Last updated: June 2026 — written by the Gymnase Tips training team.
The military calisthenics workout is a 6-day bodyweight training program built around push-ups, pull-ups, sit-ups, planks, and conditioning runs — the same movement patterns the U.S. Army, Marines, Navy, and Air Force use in basic training and ongoing fitness assessments. It builds the strength-endurance, core stability, and aerobic base that military fitness tests demand. No gym, no weights, no equipment beyond a pull-up bar.
This guide covers the military fitness standards, the calisthenics movements that matter most, the full 6-day weekly schedule, ruck and sprint conditioning, and how to scale the plan whether you’re prepping for enlistment, a PT test, or just want elite-level baseline fitness.
Why the military uses calisthenics
Calisthenics scales infinitely, requires zero equipment, and tests fitness in a way that translates directly to combat readiness. A soldier carrying 80 lb of gear over rough terrain doesn’t need a 500 lb deadlift — they need relative strength, muscular endurance, and an aerobic base that doesn’t quit. Bodyweight training delivers all three.
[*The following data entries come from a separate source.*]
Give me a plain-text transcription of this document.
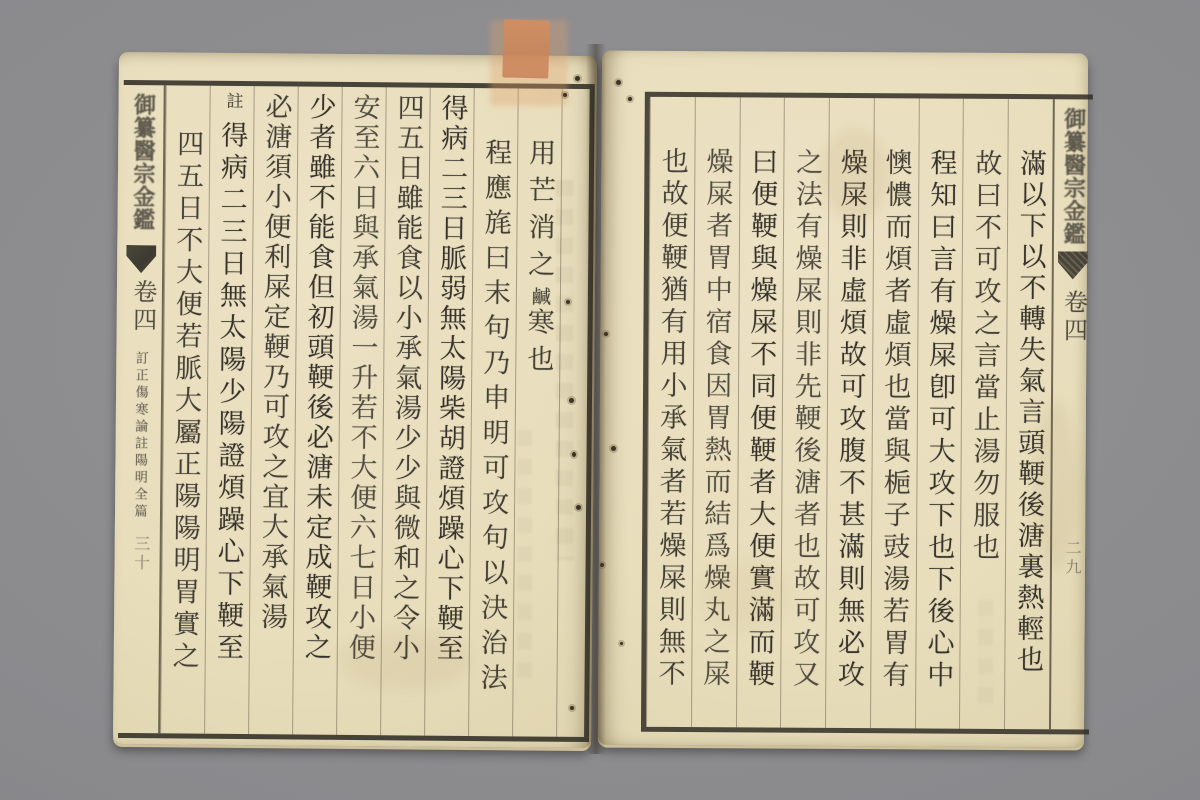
滿以下以不轉失氣言頭鞕後溏裏熱輕也
故曰不可攻之言當止湯勿服也
程知曰言有燥屎卽可大攻下也下後心中
懊憹而煩者虛煩也當與梔子豉湯若胃有
燥屎則非虛煩故可攻腹不甚滿則無必攻
之法有燥屎則非先鞕後溏者也故可攻又
曰便鞕與燥屎不同便鞕者大便實滿而鞕
燥屎者胃中宿食因胃熱而結爲燥丸之屎
也故便鞕猶有用小承氣者若燥屎則無不	御纂醫宗金鑑
卷四
二九
御纂醫宗金鑑
卷四
訂正傷寒論註陽明全篇
三十
用芒消之鹹寒也
程應旄曰末句乃申明可攻句以決治法
得病二三日脈弱無太陽柴胡證煩躁心下鞕至
四五日雖能食以小承氣湯少少與微和之令小
安至六日與承氣湯一升若不大便六七日小便
少者雖不能食但初頭鞕後必溏未定成鞕攻之
必溏須小便利屎定鞕乃可攻之宜大承氣湯
註得病二三日無太陽少陽證煩躁心下鞕至
四五日不大便若脈大屬正陽陽明胃實之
The U.S. Army’s Field Manual 7-22 (Holistic Health and Fitness) codifies bodyweight movements as the foundation of soldier conditioning, with weighted carries and sprints layered on top.
The 8 core military calisthenics movements
- Push-ups — the universal upper-body test. See our push-up variations guide.
- Hand-release push-ups — ACFT standard, harder than regular.
- Pull-ups — Marine PFT and Navy SEAL standard.
- Sit-ups / planks — core endurance for ruck-marching.
- Burpees — full-body conditioning under fatigue.
- Bodyweight squats — leg endurance baseline.
- Lunges — single-leg strength for uneven terrain.
- Run / sprint intervals — aerobic + anaerobic capacity.